Más allá; casi en la esquina opuesta, jugaba embelesado un niño alegre con su pelota , corriendo tras la ilusión… Era tan linda, tan nuevecita, tan colorida… Soñaba, tal vez, ser un gran jugador, quien sabe…

El desafiante sol del verano, ponía una caricia amarilla de calor sobre el paisaje tranquilo. La nota de vida estaba en aquella inocencia que corría contenta arriba y abajo, detrás del balón, con una sonrisa feliz pintada en su rostro.

Jugaba solo y transmitía al mismo tiempo imitando la voz de algún cronista conocido.

Un pase al costado, otro a la derecha, ahora una picadita y después la chilena: la canchita improvisada se convertía a veces en un estadio vibrante de público y él en medio del equipo gambeteando su destino.

-¡Qué poco necesita un niño para ser feliz!

Pero quiso la tarde y su destino que en ese instante, como exhalación, surgiera de la nada el bólido fatídico, negro, cuatro puertas, veloz, cortando el aire… un agudo claxon, el chirriar de frenos, las ruedas que no responden… el niño quedó clavado inmóvil en el pavimento.

La pelota ignorante de todo, siguió su carrera calle abajo, sin mirar atrás, sin saber que ya nadie la seguía para detener su paso. Su destino redondo lo empujaba más allá del dolor. Era el fin del partido aquella tarde.

El coche siguió su carrera asesina, sin importarle nada, ignorante de todo. Una estela de polvo enlutado quedó flotando sobre el asfalto caliente mojado de sangre, en la tarde lila, por la callejuela de la muerte.

José Manuel trataba en vano de encontrar un hálito de vida en aquel montoncito de carne rosada y tibia que temblaba aún entre sus brazos, pero la angustia crecía sin respuesta.
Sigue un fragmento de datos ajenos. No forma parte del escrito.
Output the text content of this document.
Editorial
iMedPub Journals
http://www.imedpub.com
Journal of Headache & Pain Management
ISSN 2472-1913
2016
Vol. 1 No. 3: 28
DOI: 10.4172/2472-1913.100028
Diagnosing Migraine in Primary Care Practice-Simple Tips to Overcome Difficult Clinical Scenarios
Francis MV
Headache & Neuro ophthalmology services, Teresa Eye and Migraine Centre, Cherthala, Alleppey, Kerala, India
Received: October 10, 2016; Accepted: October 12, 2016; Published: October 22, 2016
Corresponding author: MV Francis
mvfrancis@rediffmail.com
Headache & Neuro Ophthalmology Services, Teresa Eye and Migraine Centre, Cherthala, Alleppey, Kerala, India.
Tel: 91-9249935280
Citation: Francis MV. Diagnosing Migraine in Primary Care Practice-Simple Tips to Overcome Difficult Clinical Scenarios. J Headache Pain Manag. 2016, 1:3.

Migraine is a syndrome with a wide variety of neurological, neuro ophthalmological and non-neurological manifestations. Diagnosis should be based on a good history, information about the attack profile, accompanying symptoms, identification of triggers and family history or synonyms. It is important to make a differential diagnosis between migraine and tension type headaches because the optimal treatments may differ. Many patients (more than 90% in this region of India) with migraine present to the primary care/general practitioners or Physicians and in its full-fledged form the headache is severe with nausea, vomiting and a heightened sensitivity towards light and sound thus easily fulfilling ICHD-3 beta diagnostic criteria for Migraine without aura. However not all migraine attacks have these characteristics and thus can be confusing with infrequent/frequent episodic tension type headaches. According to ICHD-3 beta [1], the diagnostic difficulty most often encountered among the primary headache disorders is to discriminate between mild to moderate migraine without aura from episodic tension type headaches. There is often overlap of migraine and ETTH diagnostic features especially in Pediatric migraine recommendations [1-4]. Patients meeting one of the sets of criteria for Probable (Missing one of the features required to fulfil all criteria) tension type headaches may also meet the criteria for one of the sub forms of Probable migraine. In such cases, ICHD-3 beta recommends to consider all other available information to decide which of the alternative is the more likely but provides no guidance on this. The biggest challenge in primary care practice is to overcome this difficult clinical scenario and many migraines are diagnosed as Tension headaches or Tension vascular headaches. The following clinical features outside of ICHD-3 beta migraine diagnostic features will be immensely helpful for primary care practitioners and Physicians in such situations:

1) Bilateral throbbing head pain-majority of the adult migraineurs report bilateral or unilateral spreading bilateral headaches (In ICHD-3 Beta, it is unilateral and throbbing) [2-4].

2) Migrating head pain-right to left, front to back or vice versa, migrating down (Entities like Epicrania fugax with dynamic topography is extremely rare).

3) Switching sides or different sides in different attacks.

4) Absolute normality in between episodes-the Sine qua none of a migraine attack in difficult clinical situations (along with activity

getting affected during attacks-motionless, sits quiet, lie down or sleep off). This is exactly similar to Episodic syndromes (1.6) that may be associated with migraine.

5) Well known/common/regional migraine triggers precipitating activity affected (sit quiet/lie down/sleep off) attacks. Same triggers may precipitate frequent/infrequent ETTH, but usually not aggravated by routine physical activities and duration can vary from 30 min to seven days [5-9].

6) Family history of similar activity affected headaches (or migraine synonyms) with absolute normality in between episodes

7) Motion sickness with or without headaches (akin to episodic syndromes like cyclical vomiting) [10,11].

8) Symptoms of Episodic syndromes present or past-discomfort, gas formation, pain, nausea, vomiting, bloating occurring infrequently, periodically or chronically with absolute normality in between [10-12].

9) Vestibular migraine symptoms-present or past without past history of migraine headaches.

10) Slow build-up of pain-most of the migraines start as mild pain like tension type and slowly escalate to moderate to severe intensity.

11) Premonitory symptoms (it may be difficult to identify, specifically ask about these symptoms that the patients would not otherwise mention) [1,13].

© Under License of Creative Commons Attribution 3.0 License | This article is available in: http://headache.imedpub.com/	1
La dama de la guadaña se lo estaba llevando. Levantó la vista buscando ayuda y encontró a todo el vecindario espantado en torno… y por la expresión de sus rostros se convenció que ya no había nada que hacer.

En la tarde lila por la callejuela de aquel barrio pobre, lloraban las vecinas y lloraba la madre; un llanto desesperado, cargado de ¿por que’s? de increíble dolor La fatalidad es muda, no tiene respuestas, sólo llaga sin avisar, y se lleva lo que viene a buscar… ahí va silenciosa con un niño en brazos, caminando lenta, rumbo al más allá.

El pelo revuelto, la sonrisa helada, un hilo de sangre corría de sus labios que hasta hacía un minuto transmitía el partido del siglo, con su vocecita de miel. La corriente fue cortada por una mano invisible, cruel y el partido acabó sin gol.

Duerme el niño junto a la asombrada pelota, un sueño inocente muy cerca de Dios, rodeado de querubines alados que lo invitan a continuar el juego.

Afuera, la pálida luna pone un beso de verano caliente, sofocante sobre aquel dolor, arrastrándose lenta y callada sobre el pavimento celestial, en espera del nuevo huésped.

En la noche morada, por la callejuela, se acerca un cortejo de niños, que silenciosos rodean el ataúd blanco y callado, juntan sus manos elevando una plegaria por el amigo que ya nunca gritará goooool.

Un ángel… una estrella más en el cielo, una madre más que llora en la tierra, una historia repetida en un barrio repetido.

Colón y Lérida, una esquina como otra cualquiera de nuestra ciudad con su caserío humilde y sus niños jugando a la pelota en medio de la calle.